I know that this blog entry will tick off some people because of this first line: We have someone clean our house.
I know, I know. It’s bourgeoise. But it’s the nicest anniversary present my wife and I ever gave one another. Nothing says love like: “Baby, you never have to clean a toilet again.”
Anyway, the woman who cleans our house showed up this morning and wouldn’t look me in the eye. In fact, she skittered out of the room if I entered.
So I looked down. Is my dork hanging out?
No. Good. Did we forget to pay her? Did a cat leave a special, soupy present for her to clean?
No matter. I gathered up my stuff and headed to the lumberyard to get some oak. On the way home I figured it out: We have three coffins sitting around, two of which have giant burn marks in the area where your head goes.
That probably would freak some people out.
Wally the cat, however, seems fine with the coffins.
— Christopher Schwarz
Coffins and black cats scattered throughout the house, and it’s not even October yet. Every year! The holidays get earlier and earlier!
You want to really freak her out? Walk up behind her and start measuring her height with your tape!
At first I thought this a bit scary but the more I look at these it would not be a bad idea to make one and decorate it according to what you want it to look like not what whoever is left will decide. It could be a pictograph of your life. Carved or wood burned i’m sure in time, in the ground it would eventually rot but for the wake, maybe even place some beer holders for those who want to raise a glass to you and say something. Maybe figure out a wood or wood paint combo that will make it last in the ground for a long time, maybe even learn how to gild it or chemical patina it?
I think that is a great idea and a compelling reason to make one; to write the story of your life on this thing. Instead of mementos in shoe boxes, Have this thing covered with stickers and stories and such a little bit all the time, Throw stuff in it you want on “your big day”. It’d save your family a lot of time come funeral day, and also tell the story you want told. Now to figure out a place to keep such a thing.
By having a cleaning lady, you are creating local jobs! (It’s ironic that most “skilled” jobs can be outsourced, when “dirty jobs” often can’t, ah the security of education.)
” decorate it according to what you want it to look like”
An epithet for your epitaph.
I plan on making my own casket (bigger and boxier than a coffin). It will have a small LCD tv in the lid above my face. No, not to be shoved in the ground with me, but to give the impression and to play one of those corny but cool DVD memorial thingies.
Now that’s funny! I love it!
“Get three coffins ready.” ~ Clint Eastwood in A Fistful of Dollars
https://m.youtube.com/watch?v=KZ_7br_3y54
Next time you expect her to come clean, hide in one of the coffins and groan when she walks by. That will mess her up good. Although, you might receive invoices from her therapist after…hmm. Guess that wouldn’t be a good idea after all.

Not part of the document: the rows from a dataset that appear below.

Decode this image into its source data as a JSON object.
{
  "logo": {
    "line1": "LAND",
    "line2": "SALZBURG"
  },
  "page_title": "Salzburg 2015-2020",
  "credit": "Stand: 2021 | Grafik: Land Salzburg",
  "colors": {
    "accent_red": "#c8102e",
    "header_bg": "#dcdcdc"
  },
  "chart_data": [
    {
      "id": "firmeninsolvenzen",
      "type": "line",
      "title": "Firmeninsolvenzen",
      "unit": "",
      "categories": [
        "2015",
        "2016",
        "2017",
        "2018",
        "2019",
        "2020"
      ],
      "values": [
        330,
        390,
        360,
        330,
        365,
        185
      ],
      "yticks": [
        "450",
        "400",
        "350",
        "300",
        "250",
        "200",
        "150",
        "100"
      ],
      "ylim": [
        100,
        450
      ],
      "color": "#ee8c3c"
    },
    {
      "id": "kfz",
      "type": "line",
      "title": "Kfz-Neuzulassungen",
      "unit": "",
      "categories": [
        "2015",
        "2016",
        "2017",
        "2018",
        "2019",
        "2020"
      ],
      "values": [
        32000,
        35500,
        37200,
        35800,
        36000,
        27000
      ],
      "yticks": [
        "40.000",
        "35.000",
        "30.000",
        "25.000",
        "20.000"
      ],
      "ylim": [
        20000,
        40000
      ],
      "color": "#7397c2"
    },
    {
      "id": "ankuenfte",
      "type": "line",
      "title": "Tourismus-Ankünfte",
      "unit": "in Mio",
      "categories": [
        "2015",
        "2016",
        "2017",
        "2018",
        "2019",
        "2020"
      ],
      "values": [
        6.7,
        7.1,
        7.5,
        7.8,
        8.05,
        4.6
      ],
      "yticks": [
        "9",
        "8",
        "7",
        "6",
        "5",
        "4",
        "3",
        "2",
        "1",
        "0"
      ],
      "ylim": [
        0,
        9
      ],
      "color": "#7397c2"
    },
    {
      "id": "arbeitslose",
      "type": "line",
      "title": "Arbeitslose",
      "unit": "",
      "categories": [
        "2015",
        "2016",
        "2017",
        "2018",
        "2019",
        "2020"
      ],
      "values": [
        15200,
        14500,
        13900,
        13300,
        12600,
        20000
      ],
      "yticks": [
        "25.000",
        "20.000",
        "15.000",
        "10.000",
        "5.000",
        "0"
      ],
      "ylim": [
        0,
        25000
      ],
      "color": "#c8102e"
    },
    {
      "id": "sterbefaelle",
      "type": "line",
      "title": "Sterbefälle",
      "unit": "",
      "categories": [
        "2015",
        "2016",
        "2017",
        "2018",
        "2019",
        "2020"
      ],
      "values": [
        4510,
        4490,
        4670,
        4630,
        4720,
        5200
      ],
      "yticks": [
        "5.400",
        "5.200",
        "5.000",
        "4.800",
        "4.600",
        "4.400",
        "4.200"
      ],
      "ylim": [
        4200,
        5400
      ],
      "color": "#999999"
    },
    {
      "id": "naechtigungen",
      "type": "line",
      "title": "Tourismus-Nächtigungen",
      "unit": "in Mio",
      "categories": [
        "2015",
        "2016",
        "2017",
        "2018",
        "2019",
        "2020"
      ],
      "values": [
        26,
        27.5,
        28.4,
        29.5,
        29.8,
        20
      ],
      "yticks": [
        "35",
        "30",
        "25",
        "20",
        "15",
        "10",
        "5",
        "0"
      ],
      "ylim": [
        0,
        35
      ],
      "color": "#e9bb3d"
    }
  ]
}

Nah……. Cats are known to be good for your blood-pressure.
You’ll live forever.
Thanks for the video clip…it just gets better with age.
Lee (the saw guy)
When do you plan on posting the instructions on these things. It is not long until Halloween. I do have one question though. Could you not steam the wood and bend it instead of building a fire inside of it and having to clean all the burnt marks afterward?
Wade,
These coffins will be for a book I’ll release next year (I hope). If you need one now, you should buy a copy of “Coffin-making and Undertaking” edited by Paul Hasluck. It’s available through many vendors on AbeBooks.com.
I’m sure you could steam the sides, but I don’t have a steam-box that big (15″ x 84″).
Wade, if you really need one quick, maybe you should call 911 first. 😉
I was thinking that if you need one quick-you’re either too late, or call a lawyer.
“Is my dork out” and you Americans think we have some weird phrases!
That’s not Wally playing dead. That’s Wally saying “Ain’t I cute? Come rub my belly so I can shred your hand.”
Does Hasluck mention the moisture level in coffin lumber? I mean come on, these things were produced on short notice, and they only had to look good for, what, a day? Seems to me an undertaker could use pretty green lumber to get a good bend at the shoulder level and wouldn’t really have to worry about shrinkage. You remember the song, right? “The worms crawl in, the worms crawl out …”
That is a great gift. Hope I remember it on my anniversary.
If you can’t spell bourgeois, then technically the proper word to use is reaching.
Yeah, it’s a misspelling, but “bourgeoise” is the feminine form of “bourgeois.” So to me, it’s funny. The misspelling stays.
As you will, it’s your ball. In that case the correct term is proletarian.
With two working parents and two children-our housekeeper is everyone’s favorite member of the family. I get very sad when she goes home for a month every summer.
Would I rather spend off time harassing my children or vacuuming?
Chris, didn’t you tell her on her first day; “by the way, I’m completely bonkers. Expect the unexpected”?
I neglected to mention that
Well, look at it this way. You’ll have to really work up something to surprise her now.
BTW, Wally looks like he could talk with Phil Hartman’s voice.